Escribir es arte. Es sacar a luz los pensamientos escondidos en nuestra mente que solo nostros conocemos hasta el momento en que escribimos. Y acercarlos al público, quien estará o no de acuerdo.
Muchas veces cuando escribimos revisamos lo que vamos a decir y pensamos en la manera en que lo podemos decir de un modo que generemos belleza en lo que decimos. Y es ahí cuando quien lo lee se sumerge en un mundo imaginativo creado por las palabras.
Escribir es difícil. Porque todo lo que escribimos no lo pensamos una sola vez. Tratamos de buscar la manera en que mejor pueda ser comprendido. Escribir requiere estar inspirado. Es la inspiración la que nos hace sacar a flote las mejores palabras cuando escribimos.
Escribir es una pasión. Nadie va a negar que escribe porque tiene algo de pasión. Eso no quiere decir que quien no la posea será un mal escritor. Pero quizás no tendrá la esencia del escritor que busca innovar la forma de comunicar a través de un lenguaje poético.
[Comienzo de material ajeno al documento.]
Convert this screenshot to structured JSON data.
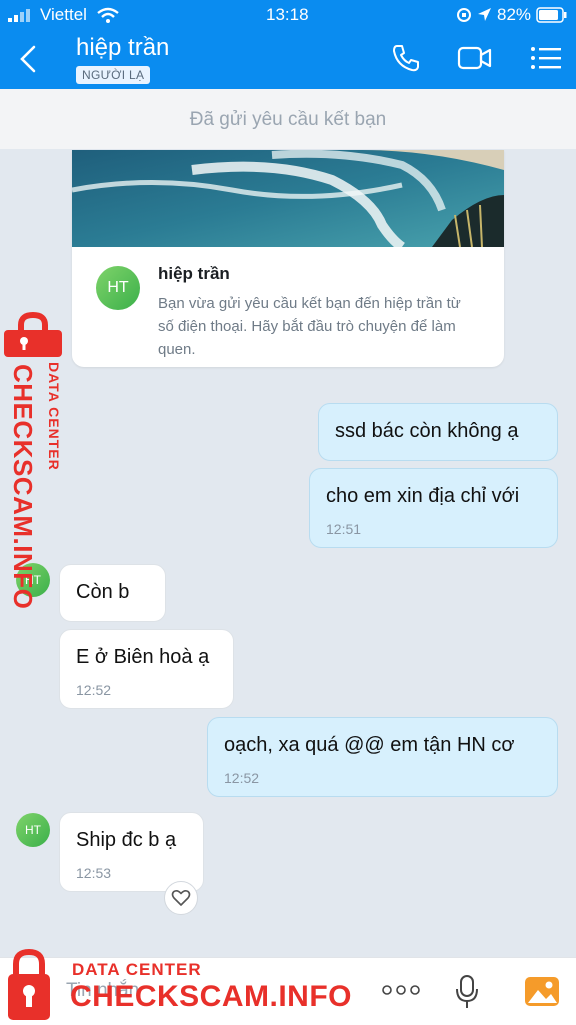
{
  "status_bar": {
    "carrier": "Viettel",
    "time": "13:18",
    "battery": "82%"
  },
  "header": {
    "title": "hiệp trần",
    "badge": "NGƯỜI LẠ",
    "icons": [
      "back-icon",
      "phone-icon",
      "video-icon",
      "menu-icon"
    ]
  },
  "notice": "Đã gửi yêu cầu kết bạn",
  "card": {
    "avatar": "HT",
    "name": "hiệp trần",
    "description": "Bạn vừa gửi yêu cầu kết bạn đến hiệp trần từ số điện thoại. Hãy bắt đầu trò chuyện để làm quen."
  },
  "messages": [
    {
      "side": "out",
      "text": "ssd bác còn không ạ",
      "time": ""
    },
    {
      "side": "out",
      "text": "cho em xin địa chỉ với",
      "time": "12:51"
    },
    {
      "side": "in",
      "text": "Còn b",
      "time": "",
      "avatar": "HT"
    },
    {
      "side": "in",
      "text": "E ở Biên hoà ạ",
      "time": "12:52"
    },
    {
      "side": "out",
      "text": "oạch, xa quá @@ em tận HN cơ",
      "time": "12:52"
    },
    {
      "side": "in",
      "text": "Ship đc b ạ",
      "time": "12:53",
      "avatar": "HT"
    }
  ],
  "composer": {
    "placeholder": "Tin nhắn",
    "icons": [
      "more-icon",
      "mic-icon",
      "image-icon"
    ]
  },
  "watermark": {
    "line1": "DATA CENTER",
    "line2": "CHECKSCAM.INFO"
  },
  "colors": {
    "header": "#0a8cf0",
    "outgoing_bubble": "#d7f0fd",
    "incoming_bubble": "#ffffff",
    "watermark": "#e8302a"
  }
}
Escribir implica creatividad. El escritor cuando escribe intenta comunicar un mensaje, pero la manera en que escribe puede tener significados diferentes para los lectores. Cada lector puede tener una interpretación diferente. Esa es la genialidad del escritor.
Escribir es un desafío. Cada persona que escribe se enfrenta a muchas cosas. Algunas de esas cosas son la crítica, la incorrecta sintaxis, la incorrecta comprensión del mensaje que se intenta transmitir.
Pero aun así el escritor escribe, porque escribir es una pasión inigualable.